Where human safety is involved, the rule is simple: if a given application or manufacturing method is flawed — don’t use it.

Conversion errors only deepen the issue. A typical workflow converts CAD into STL or another mesh-based format, which may then undergo multiple iterations of repair, transformation, and slicing.

Each step increases the chance of introducing errors: overlapping faces, non-manifold edges, inverted normals. Attempting to reverse-engineer such models back into usable CAD form is, at best, inefficient — at worst, impossible.

This lack of a solid feedback loop between design and production hinders agility and innovation.

Most importantly, mesh-based workflows are not scalable. Industrial metal AM requires adaptive, programmable manufacturing strategies that respond to geometry, thermal conditions, and performance requirements in real time. Polygonal meshes, devoid of metadata and structure, cannot support automation or optimization at this level.

They are blunt tools in a world that demands surgical precision.

How can this dilemma be resolved?

By introducing a new paradigm: voxel- and kernel-based workflows…

Instead of approximating geometry, these methods preserve it natively. A geometry kernel, such as that employed by Dyndrite, treats parts as precise, mathematical constructs. Features are retained. Design intent is accessible. Parametric edits can be applied dynamically.

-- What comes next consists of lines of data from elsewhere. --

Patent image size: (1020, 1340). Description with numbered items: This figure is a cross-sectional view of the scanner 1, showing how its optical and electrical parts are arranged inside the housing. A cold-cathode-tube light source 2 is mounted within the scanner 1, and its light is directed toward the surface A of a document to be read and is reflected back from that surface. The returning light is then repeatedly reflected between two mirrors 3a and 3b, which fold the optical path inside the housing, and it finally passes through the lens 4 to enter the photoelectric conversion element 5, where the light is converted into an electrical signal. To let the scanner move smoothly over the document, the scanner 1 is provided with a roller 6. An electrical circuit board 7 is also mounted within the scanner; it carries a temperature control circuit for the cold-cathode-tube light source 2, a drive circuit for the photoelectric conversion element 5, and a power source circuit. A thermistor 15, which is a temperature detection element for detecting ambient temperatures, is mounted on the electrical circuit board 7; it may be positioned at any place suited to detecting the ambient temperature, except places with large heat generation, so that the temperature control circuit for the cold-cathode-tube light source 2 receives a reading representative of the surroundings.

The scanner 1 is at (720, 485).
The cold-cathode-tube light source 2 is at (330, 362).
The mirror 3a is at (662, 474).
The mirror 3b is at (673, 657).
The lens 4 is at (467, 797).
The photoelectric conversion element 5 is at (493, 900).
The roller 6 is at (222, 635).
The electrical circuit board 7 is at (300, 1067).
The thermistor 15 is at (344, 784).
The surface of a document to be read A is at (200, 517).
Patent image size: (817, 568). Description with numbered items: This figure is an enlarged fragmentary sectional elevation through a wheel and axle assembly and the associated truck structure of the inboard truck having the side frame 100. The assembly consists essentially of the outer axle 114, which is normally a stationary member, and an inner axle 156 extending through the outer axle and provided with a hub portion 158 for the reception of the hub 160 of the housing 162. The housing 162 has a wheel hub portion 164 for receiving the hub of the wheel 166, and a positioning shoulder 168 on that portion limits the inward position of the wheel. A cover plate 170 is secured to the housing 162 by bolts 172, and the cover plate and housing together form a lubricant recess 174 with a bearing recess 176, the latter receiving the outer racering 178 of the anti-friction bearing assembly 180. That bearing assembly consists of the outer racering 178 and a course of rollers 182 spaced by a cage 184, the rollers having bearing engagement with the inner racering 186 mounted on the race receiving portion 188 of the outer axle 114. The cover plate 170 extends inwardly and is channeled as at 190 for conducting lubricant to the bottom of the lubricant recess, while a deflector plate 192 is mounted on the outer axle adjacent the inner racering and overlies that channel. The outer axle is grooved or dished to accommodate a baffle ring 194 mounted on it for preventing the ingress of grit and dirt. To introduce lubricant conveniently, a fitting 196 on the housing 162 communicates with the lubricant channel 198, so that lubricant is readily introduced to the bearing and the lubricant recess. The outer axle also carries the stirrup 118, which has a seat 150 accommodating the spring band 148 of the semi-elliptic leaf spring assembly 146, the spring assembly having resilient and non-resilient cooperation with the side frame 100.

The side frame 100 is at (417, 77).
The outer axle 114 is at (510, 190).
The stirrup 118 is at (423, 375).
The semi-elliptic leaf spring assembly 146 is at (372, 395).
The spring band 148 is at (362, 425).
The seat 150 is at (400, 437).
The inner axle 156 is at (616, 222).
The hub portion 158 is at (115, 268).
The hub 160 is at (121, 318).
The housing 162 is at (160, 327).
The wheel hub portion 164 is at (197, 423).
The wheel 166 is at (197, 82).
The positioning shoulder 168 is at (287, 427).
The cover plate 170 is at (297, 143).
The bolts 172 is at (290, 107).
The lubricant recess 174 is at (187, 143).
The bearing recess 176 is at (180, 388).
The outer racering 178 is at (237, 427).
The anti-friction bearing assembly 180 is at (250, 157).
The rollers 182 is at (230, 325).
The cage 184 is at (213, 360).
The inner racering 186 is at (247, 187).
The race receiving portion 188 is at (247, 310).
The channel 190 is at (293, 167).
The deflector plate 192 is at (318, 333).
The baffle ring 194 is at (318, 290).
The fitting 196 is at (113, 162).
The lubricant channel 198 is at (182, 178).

And because the geometry is defined algorithmically, it can be manipulated, analyzed, and processed programmatically.

In Dyndrite's approach, geometry is handled via a hybrid model that leverages voxelization, procedural definition, and GPU-accelerated computation. This allows manufacturers to apply toolpath strategies based on actual design features, not post-conversion approximations.

Support structures, scan paths, and energy inputs can be modulated according to curvature, wall thickness, or stress zones. All of this can be done programmatically, reducing human error and accelerating iteration cycles.

While Dyndrite is not the only platform pushing beyond the mesh, it exemplifies the kind of shift necessary for metal AM to reach maturity. Its geometry kernel allows for high-fidelity builds, reduced preprocessing times, and scalable automation.

These advantages are not just technical niceties; they are prerequisites for cost-effective production in metal AM.

The industry must recognize that continuing to rely on polygonal meshes is holding it back. Meshes were a clever solution for a different era. For metal AM to fulfill its potential, we must adopt workflows that reflect the complexity and precision of the parts we intend to produce. Geometry-aware, programmable systems are the future. It's time to move past the myth of mesh.